Schlafen Sie mit einem Haustier im selben Bett?

Wir wissen, dass der Besitz eines Haustieres Sie gesünder und glücklicher machen kann, aber können sie auch die Qualität Ihres Schlafes verbessern? Dies ergab eine kürzlich durchgeführte Studie.

Wir werden hier eine Vermutung anstellen: Irgendwann haben Sie Ihr Bett wahrscheinlich nachts mit einer Katze oder einem Hund geteilt. Forscher am Canisius College im US-Bundesstaat New York wollten wissen, ob das Schlafen im selben Bett wie ein Haustier die Schlafqualität beeinträchtigt. Die Antwort ist etwas komplizierter als Sie vielleicht denken.

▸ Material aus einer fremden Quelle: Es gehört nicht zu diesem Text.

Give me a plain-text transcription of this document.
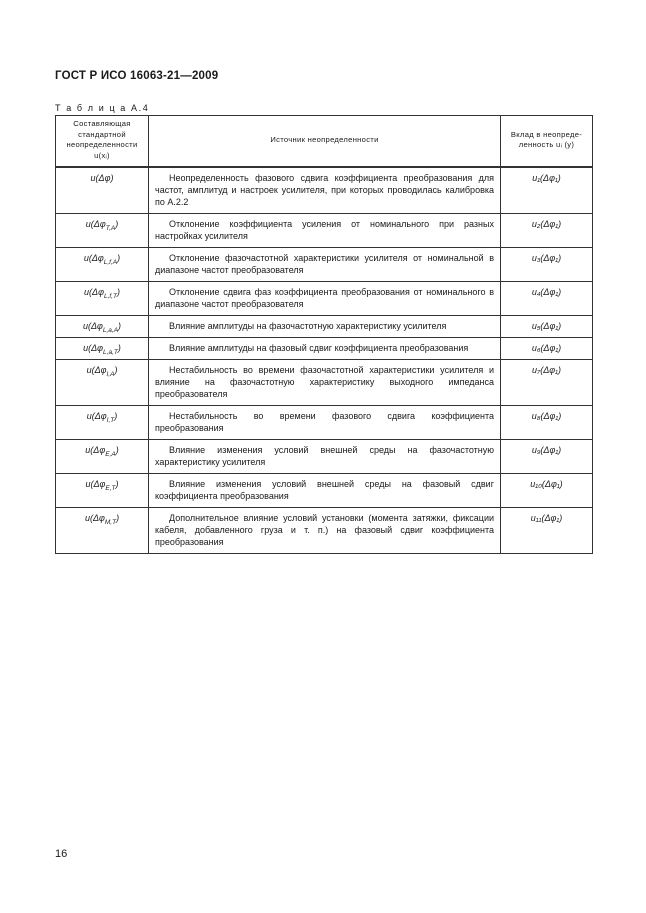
ГОСТ Р ИСО 16063-21—2009
Т а б л и ц а А.4
Составляющая стандартной неопределенности u(xᵢ)	Источник неопределенности	Вклад в неопреде-ленность uᵢ (y)
u(Δφ)	Неопределенность фазового сдвига коэффициента преобразования для частот, амплитуд и настроек усилителя, при которых проводилась калибровка по А.2.2	u₁(Δφ₁)
$u(\Delta\varphi_{T,A})$	Отклонение коэффициента усиления от номинального при разных настройках усилителя	u₂(Δφ₁)
$u(\Delta\varphi_{L,f,A})$	Отклонение фазочастотной характеристики усилителя от номинальной в диапазоне частот преобразователя	u₃(Δφ₁)
$u(\Delta\varphi_{L,f,T})$	Отклонение сдвига фаз коэффициента преобразования от номинального в диапазоне частот преобразователя	u₄(Δφ₁)
$u(\Delta\varphi_{L,a,A})$	Влияние амплитуды на фазочастотную характеристику усилителя	u₅(Δφ₁)
$u(\Delta\varphi_{L,a,T})$	Влияние амплитуды на фазовый сдвиг коэффициента преобразования	u₆(Δφ₁)
$u(\Delta\varphi_{I,A})$	Нестабильность во времени фазочастотной характеристики усилителя и влияние на фазочастотную характеристику выходного импеданса преобразователя	u₇(Δφ₁)
$u(\Delta\varphi_{I,T})$	Нестабильность во времени фазового сдвига коэффициента преобразования	u₈(Δφ₁)
$u(\Delta\varphi_{E,A})$	Влияние изменения условий внешней среды на фазочастотную характеристику усилителя	u₉(Δφ₁)
$u(\Delta\varphi_{E,T})$	Влияние изменения условий внешней среды на фазовый сдвиг коэффициента преобразования	u₁₀(Δφ₁)
$u(\Delta\varphi_{M,T})$	Дополнительное влияние условий установки (момента затяжки, фиксации кабеля, добавленного груза и т. п.) на фазовый сдвиг коэффициента преобразования	u₁₁(Δφ₁)
16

Die Forscher befragten 962 erwachsene amerikanische Frauen, von denen 93 Prozent einen Haustierhund oder eine Katze hatten. Um herauszufinden, ob ihre Schlafqualität durch ein Haustier beeinträchtigt wurde, gaben sie den Probanden den Pittsburgh Sleep Quality Index, der seit den späten 1980er Jahren die De-facto-Umfrage zur Messung der Schlafqualität ist. Über einen Zeitraum von einem Monat werden eine Reihe von Fragen gestellt, um herauszufinden, wie lange es dauert, einzuschlafen, wie lange ein Proband im Bett liegt, ohne zu schlafen, ob Schlafstörungen vorliegen. In Anbetracht der Tatsache, dass es sich um eine relativ neue und selbst gemeldete Umfrage handelt - normalerweise sind diese Umfragen nicht so genau -, scheint sie bei dieser Aufgabe tatsächlich ziemlich effektiv zu sein.

Die Ergebnisse des PSQI-Tests dieser Tierhalter sind etwas seltsam. In der Zusammenfassung der Studie heißt es: „Unsere Ergebnisse zeigten keinen starken Zusammenhang zwischen dem Eigentumsstatus von Haustieren oder den Bedingungen für das Teilen von Bettzeug und der Schlafqualität.“ Mit anderen Worten, der PSQI änderte sich nicht wesentlich, je nachdem, ob jemand einen Hund besaß oder mit ihm schlief Katze oder beide oder keine. (Die Autoren haben bemerkt, dass so ziemlich jeder im Allgemeinen schlecht schläft; treten Sie dem Club bei, oder?)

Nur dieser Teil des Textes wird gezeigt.